Indianapolis sounded a lot less interesting to me than Moorhead Minnesota, Nevertheless, I was thrilled to be invited to the wedding. I was still only a teenager. They could have left me out. I don’t remember the actual wedding. What I do remember is Joan, who is now 85 and whom I often call Joanie. I looked at her in awe, a stunning, sophisticated woman, sitting on Cousin Bernie’s lap, sipping a martini, puffing on a cigarette and surrounded by a bevy of friends and admirers. She worked as a rare book librarian. Man, she was cool. Cool, yet married to Bernie.

 I later understood that despite the fanfare and joy, this was a marriage of two troubled people who found one another and learned from one another. They surmounted—and failed to surmount—major challenges that had nothing to do with age or religious differences. And there was no denial. In short, for now, there was plenty of trouble in Indiana’s version of River City.
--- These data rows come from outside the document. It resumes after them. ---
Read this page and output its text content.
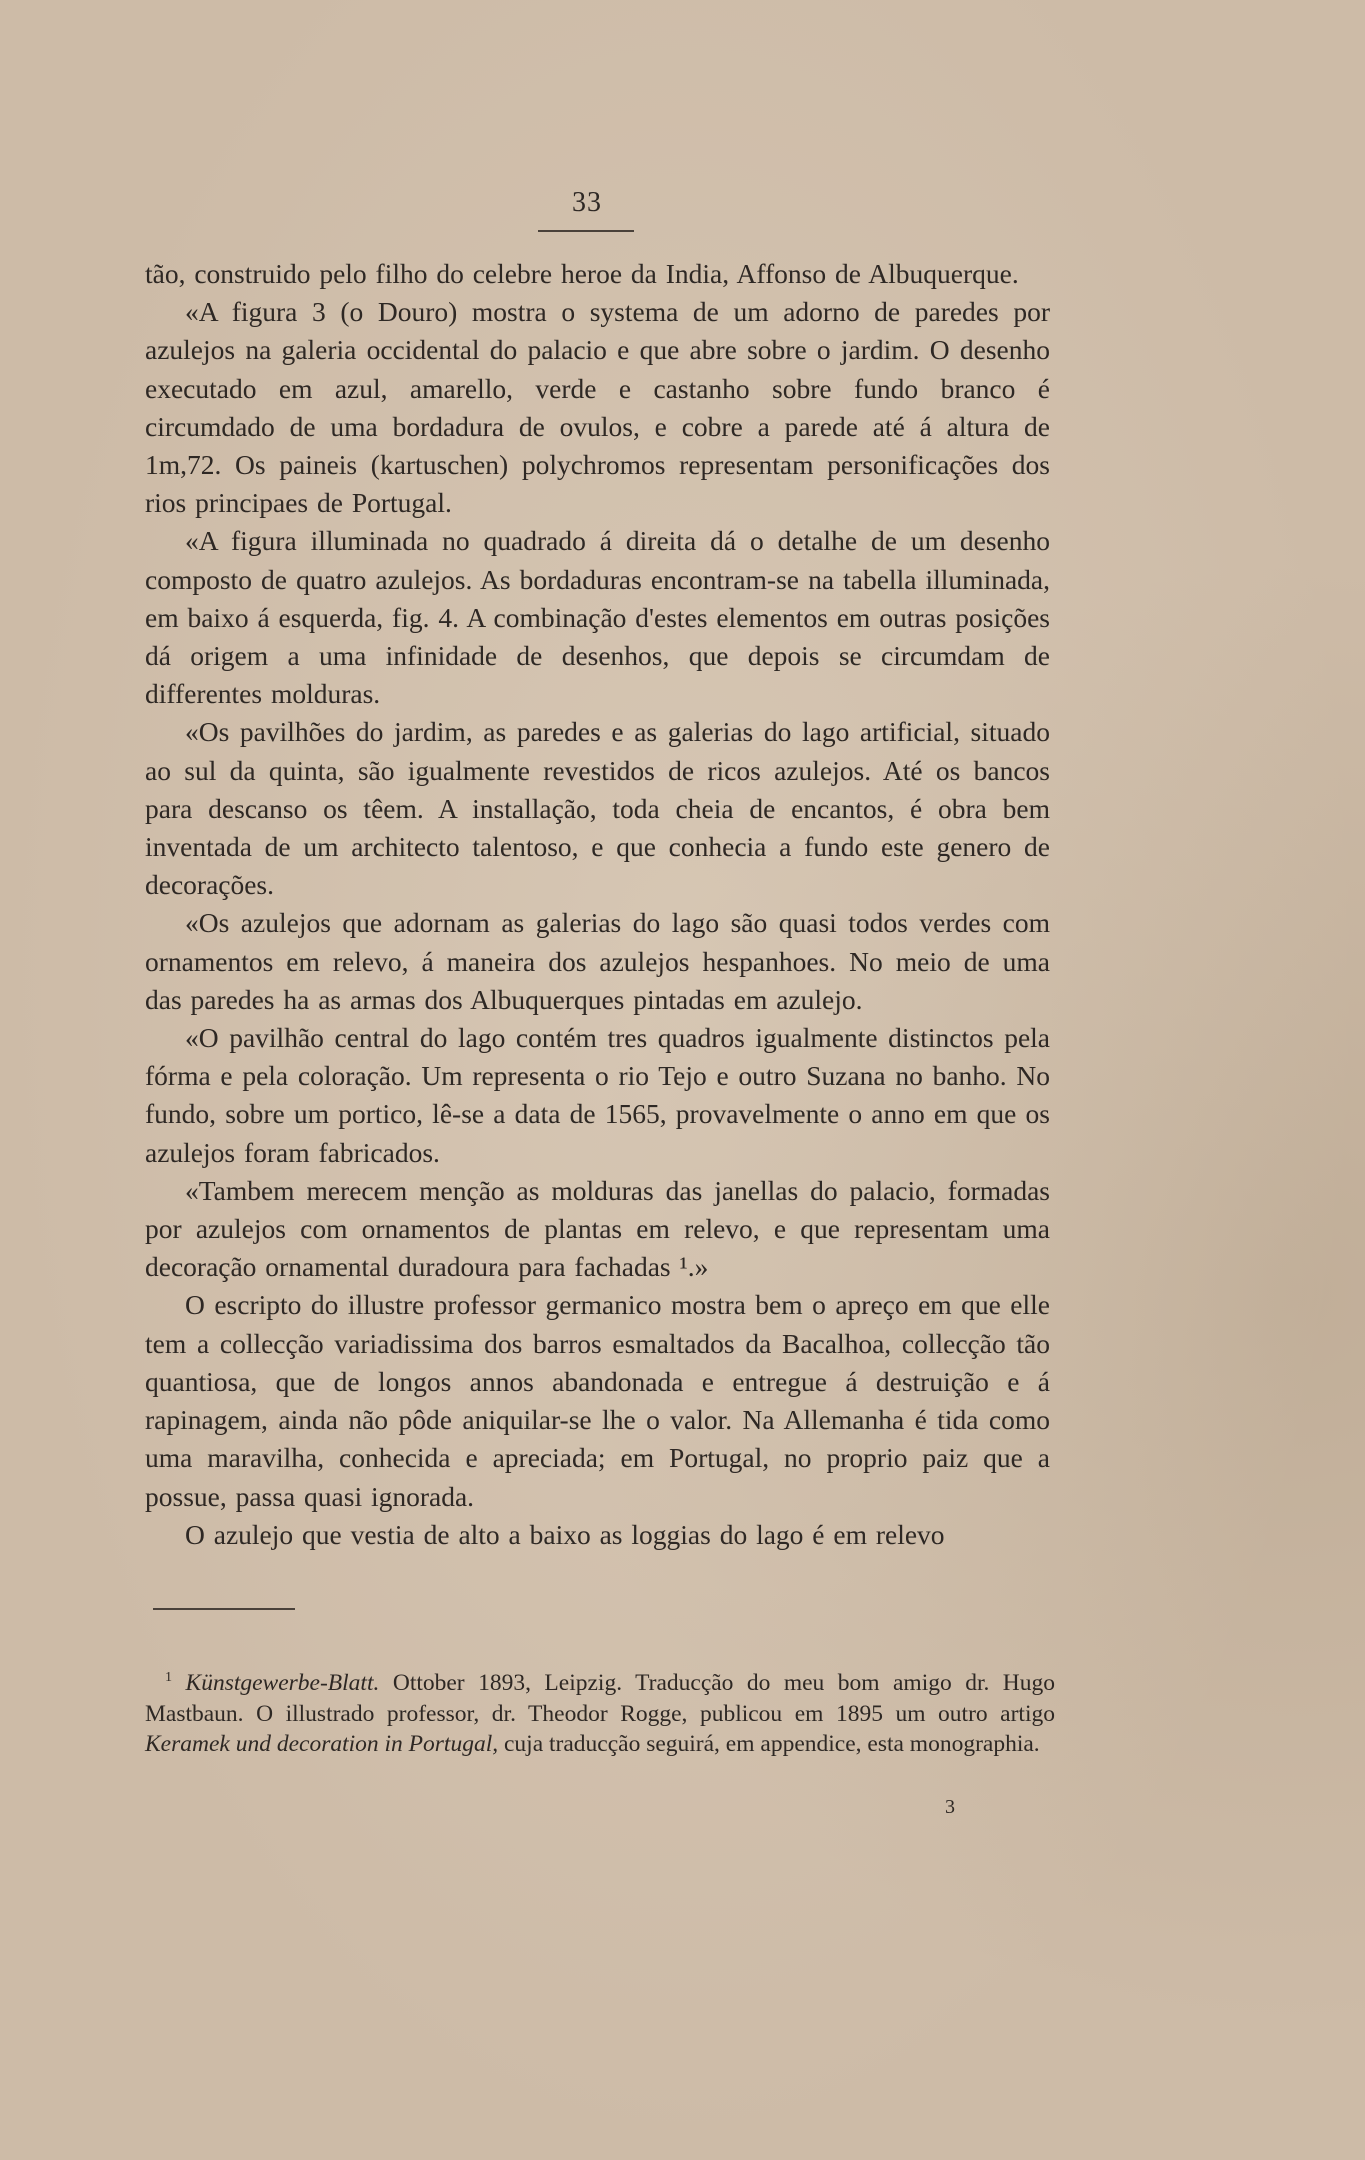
33

tão, construido pelo filho do celebre heroe da India, Affonso de Albuquerque.

«A figura 3 (o Douro) mostra o systema de um adorno de paredes por azulejos na galeria occidental do palacio e que abre sobre o jardim. O desenho executado em azul, amarello, verde e castanho sobre fundo branco é circumdado de uma bordadura de ovulos, e cobre a parede até á altura de 1m,72. Os paineis (kartuschen) polychromos representam personificações dos rios principaes de Portugal.

«A figura illuminada no quadrado á direita dá o detalhe de um desenho composto de quatro azulejos. As bordaduras encontram-se na tabella illuminada, em baixo á esquerda, fig. 4. A combinação d'estes elementos em outras posições dá origem a uma infinidade de desenhos, que depois se circumdam de differentes molduras.

«Os pavilhões do jardim, as paredes e as galerias do lago artificial, situado ao sul da quinta, são igualmente revestidos de ricos azulejos. Até os bancos para descanso os têem. A installação, toda cheia de encantos, é obra bem inventada de um architecto talentoso, e que conhecia a fundo este genero de decorações.

«Os azulejos que adornam as galerias do lago são quasi todos verdes com ornamentos em relevo, á maneira dos azulejos hespanhoes. No meio de uma das paredes ha as armas dos Albuquerques pintadas em azulejo.

«O pavilhão central do lago contém tres quadros igualmente distinctos pela fórma e pela coloração. Um representa o rio Tejo e outro Suzana no banho. No fundo, sobre um portico, lê-se a data de 1565, provavelmente o anno em que os azulejos foram fabricados.

«Tambem merecem menção as molduras das janellas do palacio, formadas por azulejos com ornamentos de plantas em relevo, e que representam uma decoração ornamental duradoura para fachadas ¹.»

O escripto do illustre professor germanico mostra bem o apreço em que elle tem a collecção variadissima dos barros esmaltados da Bacalhoa, collecção tão quantiosa, que de longos annos abandonada e entregue á destruição e á rapinagem, ainda não pôde aniquilar-se lhe o valor. Na Allemanha é tida como uma maravilha, conhecida e apreciada; em Portugal, no proprio paiz que a possue, passa quasi ignorada.

O azulejo que vestia de alto a baixo as loggias do lago é em relevo

$^1$ Künstgewerbe-Blatt. Ottober 1893, Leipzig. Traducção do meu bom amigo dr. Hugo Mastbaun. O illustrado professor, dr. Theodor Rogge, publicou em 1895 um outro artigo Keramek und decoration in Portugal, cuja traducção seguirá, em appendice, esta monographia.

3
And yet, Joanie and Bernie had a long, loving, till-death-do-us-part marriage. Cousin Bernie died from congestive heart failure in 2001. Eventually Joanie connected with a new partner. Joanie recently told me to tell it all—with one exception. She was not trying to protect herself but rather to keep others safe. “Basically,” she said. “My life is an open book. Go for it.”